I think what I like most about Ilium is that Simmons imaginatively connects the Greek age of heroes with the future history of our solar system, about 2000 hence. His Greek gods connect the two. They are either posthumans that left earth for Mars, or they are literary beings that have somehow been transported to the reality of Simmons’ novel by some quantum physical singularity. By the end of the novel, many questions are left unanswered — one being: who are the gods? In fact, Simmons’ chief protagonist Hockenberry has a discussion with Zeus near the end of the novel, but few questions are answered before Zeus is distracted. Whatever the “gods” are, they seem convinced they are actual gods, but they use technology out of science fiction, like rejuvenation chambers, quantum teleportation devices, super bodies, and other technology that makes them god-like. To the Achaeans and Trojans, this technology is inseparable from magic.
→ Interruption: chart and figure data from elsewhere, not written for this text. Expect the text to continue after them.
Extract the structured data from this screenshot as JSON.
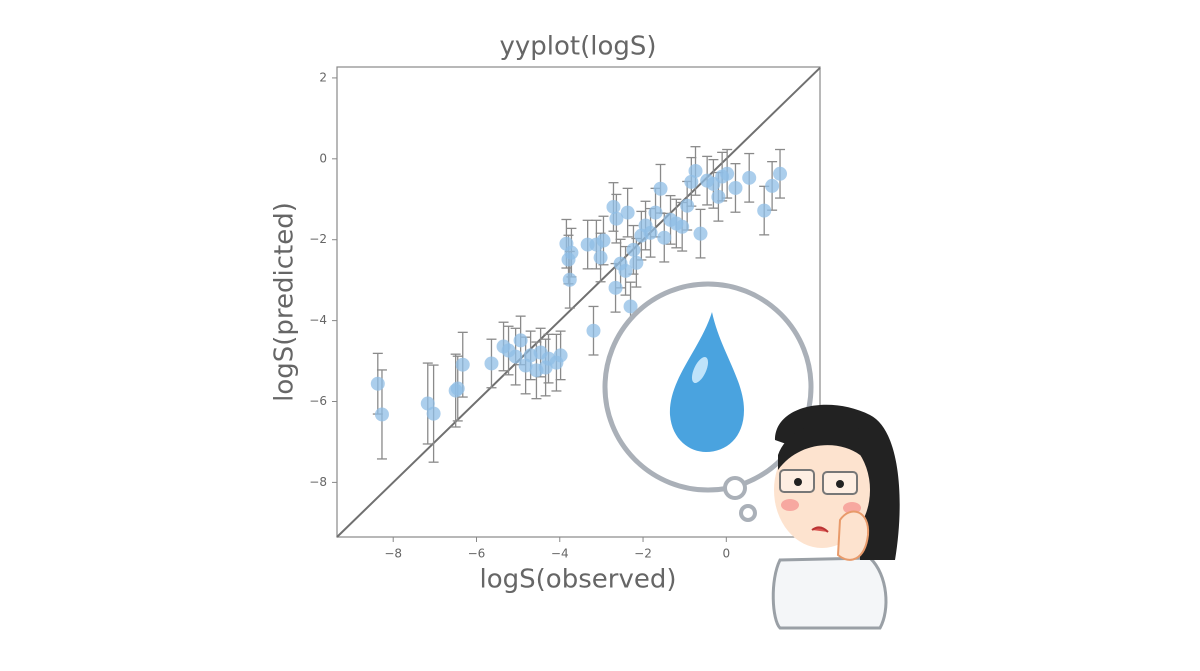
{
  "chart_data": {
    "type": "scatter",
    "title": "yyplot(logS)",
    "x_label": "logS(observed)",
    "y_label": "logS(predicted)",
    "xlim": [
      -9.35,
      2.25
    ],
    "ylim": [
      -9.35,
      2.27
    ],
    "xticks": [
      {
        "value": -8,
        "label": "−8"
      },
      {
        "value": -6,
        "label": "−6"
      },
      {
        "value": -4,
        "label": "−4"
      },
      {
        "value": -2,
        "label": "−2"
      },
      0
    ],
    "yticks": [
      2,
      0,
      {
        "value": -2,
        "label": "−2"
      },
      {
        "value": -4,
        "label": "−4"
      },
      {
        "value": -6,
        "label": "−6"
      },
      {
        "value": -8,
        "label": "−8"
      }
    ],
    "color": "#8fbde6",
    "errorbar_color": "#8a8a8a",
    "reference_line": true,
    "x": [
      -8.37,
      -8.27,
      -7.17,
      -7.03,
      -6.5,
      -6.45,
      -6.33,
      -5.64,
      -5.35,
      -5.23,
      -5.06,
      -4.94,
      -4.82,
      -4.7,
      -4.56,
      -4.46,
      -4.27,
      -4.08,
      -3.98,
      -4.34,
      -3.19,
      -3.84,
      -3.79,
      -3.76,
      -3.72,
      -3.33,
      -3.12,
      -3.02,
      -2.95,
      -2.71,
      -2.66,
      -2.64,
      -2.54,
      -2.42,
      -2.37,
      -2.3,
      -2.23,
      -2.16,
      -2.04,
      -1.94,
      -1.82,
      -1.7,
      -1.58,
      -1.49,
      -1.34,
      -1.2,
      -1.06,
      -0.94,
      -0.84,
      -0.74,
      -0.62,
      -0.46,
      -0.31,
      -0.19,
      -0.1,
      0.02,
      0.22,
      0.55,
      0.91,
      1.1,
      1.29
    ],
    "y": [
      -5.56,
      -6.32,
      -6.05,
      -6.3,
      -5.73,
      -5.68,
      -5.09,
      -5.06,
      -4.64,
      -4.74,
      -4.89,
      -4.49,
      -5.11,
      -4.86,
      -5.23,
      -4.79,
      -4.94,
      -5.04,
      -4.86,
      -5.16,
      -4.25,
      -2.1,
      -2.49,
      -2.99,
      -2.32,
      -2.12,
      -2.12,
      -2.44,
      -2.02,
      -1.19,
      -3.19,
      -1.48,
      -2.59,
      -2.77,
      -1.33,
      -3.65,
      -2.25,
      -2.57,
      -1.9,
      -1.65,
      -1.83,
      -1.33,
      -0.74,
      -1.95,
      -1.51,
      -1.6,
      -1.68,
      -1.16,
      -0.57,
      -0.3,
      -1.85,
      -0.54,
      -0.62,
      -0.94,
      -0.44,
      -0.37,
      -0.72,
      -0.47,
      -1.28,
      -0.67,
      -0.37
    ],
    "yerr": [
      0.75,
      1.1,
      1.0,
      1.2,
      0.9,
      0.8,
      0.8,
      0.6,
      0.6,
      0.6,
      0.7,
      0.6,
      0.7,
      0.6,
      0.7,
      0.6,
      0.6,
      0.7,
      0.6,
      0.7,
      0.6,
      0.6,
      0.6,
      0.7,
      0.6,
      0.6,
      0.6,
      0.6,
      0.6,
      0.6,
      0.6,
      0.6,
      0.6,
      0.6,
      0.6,
      0.6,
      0.6,
      0.6,
      0.6,
      0.6,
      0.6,
      0.6,
      0.6,
      0.6,
      0.6,
      0.6,
      0.6,
      0.6,
      0.6,
      0.6,
      0.6,
      0.6,
      0.6,
      0.6,
      0.6,
      0.6,
      0.6,
      0.6,
      0.6,
      0.6,
      0.6
    ]
  }
}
Simmons’ interplay of science and literature is intriguing, though somewhat vague. I’m beginning to see how the Greek gods fit into the story, but Ilium uses characters from Shakespeare’s The Tempest, too: Prospero, Caliban, and Ariel. An epilogue explains that Prospero is an “avatar of the evolved and self-aware Earth logosphere”; Ariel is an “avatar of the evolved and self-aware Earth biosphere”; and Caliban is “Prospero’s pet monster.” These show up at various times in the novel, and Caliban is the chief antagonist in the latter part of the “old style” human narrative thread. Simmons seems to be using these characters as allegorical projections of a future Earth. Perhaps they will be fleshed-out in the next novel.
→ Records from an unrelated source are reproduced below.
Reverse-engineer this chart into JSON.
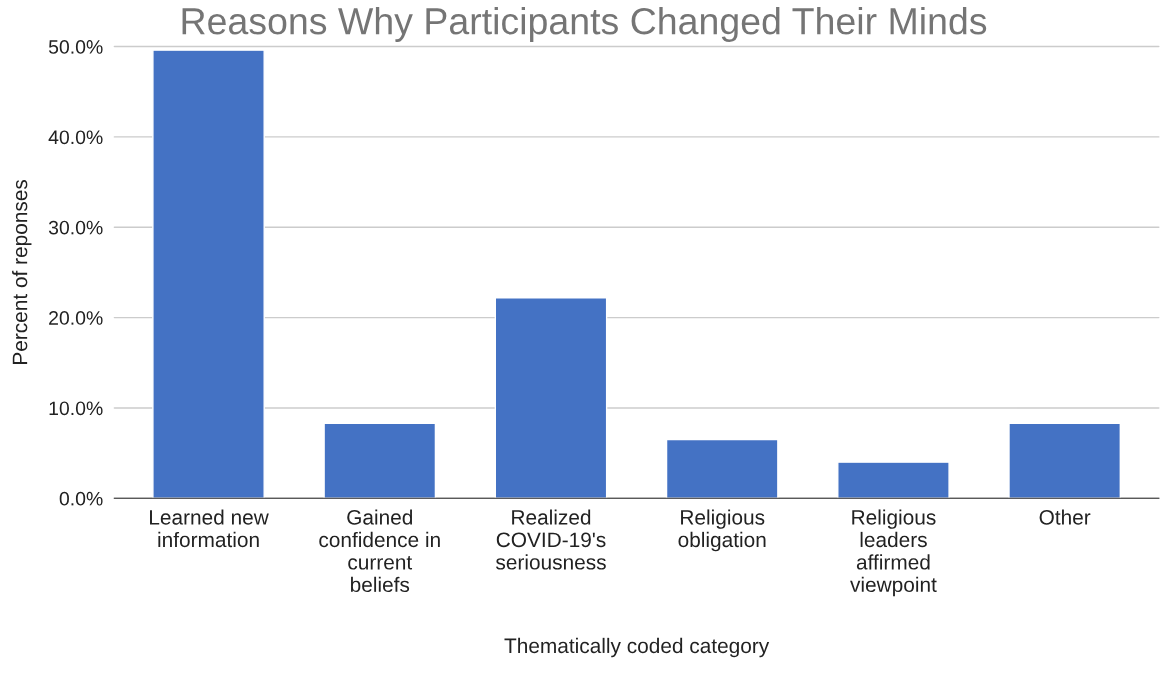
{
  "chart_data": {
    "type": "bar",
    "title": "Reasons Why Participants Changed Their Minds",
    "xlabel": "Thematically coded category",
    "ylabel": "Percent of reponses",
    "categories": [
      "Learned new\ninformation",
      "Gained\nconfidence in\ncurrent\nbeliefs",
      "Realized\nCOVID-19's\nseriousness",
      "Religious\nobligation",
      "Religious\nleaders\naffirmed\nviewpoint",
      "Other"
    ],
    "values": [
      49.6,
      8.3,
      22.2,
      6.5,
      4.0,
      8.3
    ],
    "color": "#4472c4",
    "ylim": [
      0,
      50
    ],
    "yticks": [
      {
        "value": 0,
        "label": "0.0%"
      },
      {
        "value": 10,
        "label": "10.0%"
      },
      {
        "value": 20,
        "label": "20.0%"
      },
      {
        "value": 30,
        "label": "30.0%"
      },
      {
        "value": 40,
        "label": "40.0%"
      },
      {
        "value": 50,
        "label": "50.0%"
      }
    ],
    "grid": "y",
    "legend": false
  }
}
As I mentioned, Ilium contains three distinct plot lines: the first-person narrative of Hockenberry — a Homer scholar in a previous life, he is now “scholic” who is literally observing the events of the Trojan war as they unfold. His job seems to be to compare the actual events with those that Homer narrated in his epic. Actually, now that I think about it, I’m not sure what the scholics were there for. They worked for the “gods” observing the humans, but I’m not sure why. These gods are not omniscient, so the scholics might have been their necessary extensions. Still, it’s unclear why. I connected with Hockenberry’s character, as he is a scholar and a bit awkward. He works for the gods until he gets a bit of power. Yeah, I could see that happening to me, too.
This narrative was probably my favorite, for obvious reasons. As I said: Simmons did his homework. Not only has he done his research on Homer and his epics, but he uses epic conventions within his narrative. One that sticks out is the penultimate chapter where armies are lining up for battle. It’s a hoot to read about these heroes in an altered context. Simmons does a fine job here using Hockenberry as a twentieth-century interlocutor.
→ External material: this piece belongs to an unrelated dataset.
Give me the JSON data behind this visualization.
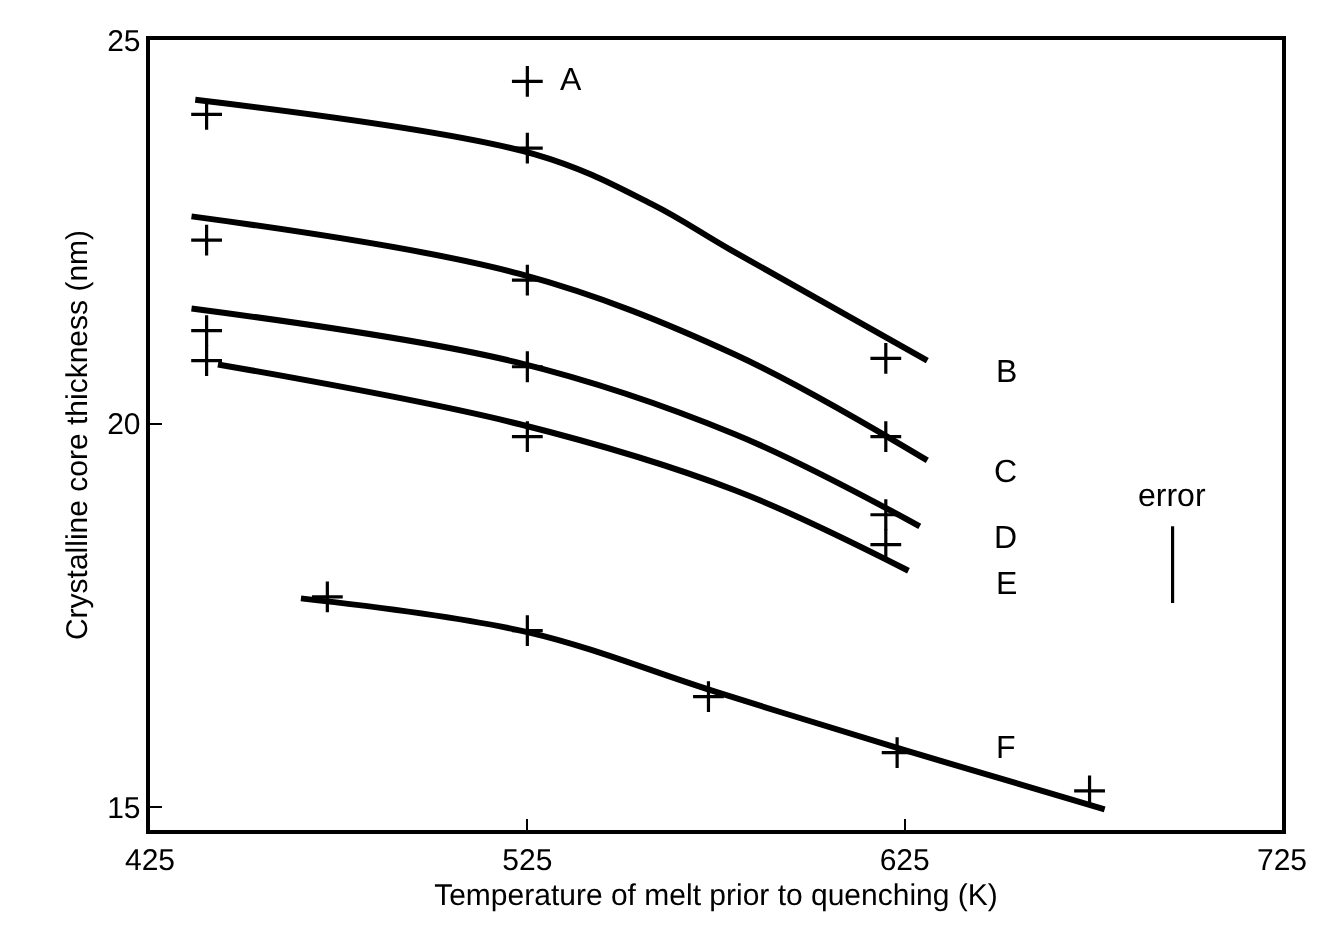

There’s the old-style human narrative with Daemon, Ada, Harmon, and Savi. This one’s set in a future where the posthumans have left earth, but seem to have supplied for the remaining old-styles. They have a long life of comfort and convenience, but — as Savi will quip later in the novel — they are much like the Eloi from Wells’ The Time Machine: naive to what they’ve lost — just children, bred for something more sinister. Essentially, this narrative is about Daemon’s growing up as a human, and the rest of humanity’s end of innocence. Oddly enough, the character Odysseus joins this narrative with the former. Again, it’s not quite clear how. (Yet.)
The third narrative centers around the friendship between two Jovian moravecs. Simmons playfully names these sentient robots after Hans Moravec, a roboticist and futurist. Mahnmut is a small humanoid moravec who is fascinated with Shakespeare’s sonnets, and his friend is a “hard-vac” moravec who has a penchant for Proust. The dialogue between these two is entertaining and colorful. Oddly, they are the most human characters in the novel; they provide comic relief and significant moments of pathos. Early in the novel, they are sent to Mars to investigate unusual and dangerous quantum signatures. This is how they become entangled in the first plot. They even meet Little Green Men who call themselves “zeks” — a word used by Solzhenitsyn in A Day in the Life of Ivan Denisovich for the camp’s prisoners. I’m unsure what they’re doing in the book.
OK, these were pretty random thoughts. It seems like Simmons wrote Ilium and its sequel Olympos as a single book. There are many unanswered questions by the end of Ilium, some of which I’ve mentioned here. Maybe this is just good marketing; I think I’m going to have to read Olympos. Too bad Ilium took me two months to get through. Maybe if I start now, I can finish before the fall semester.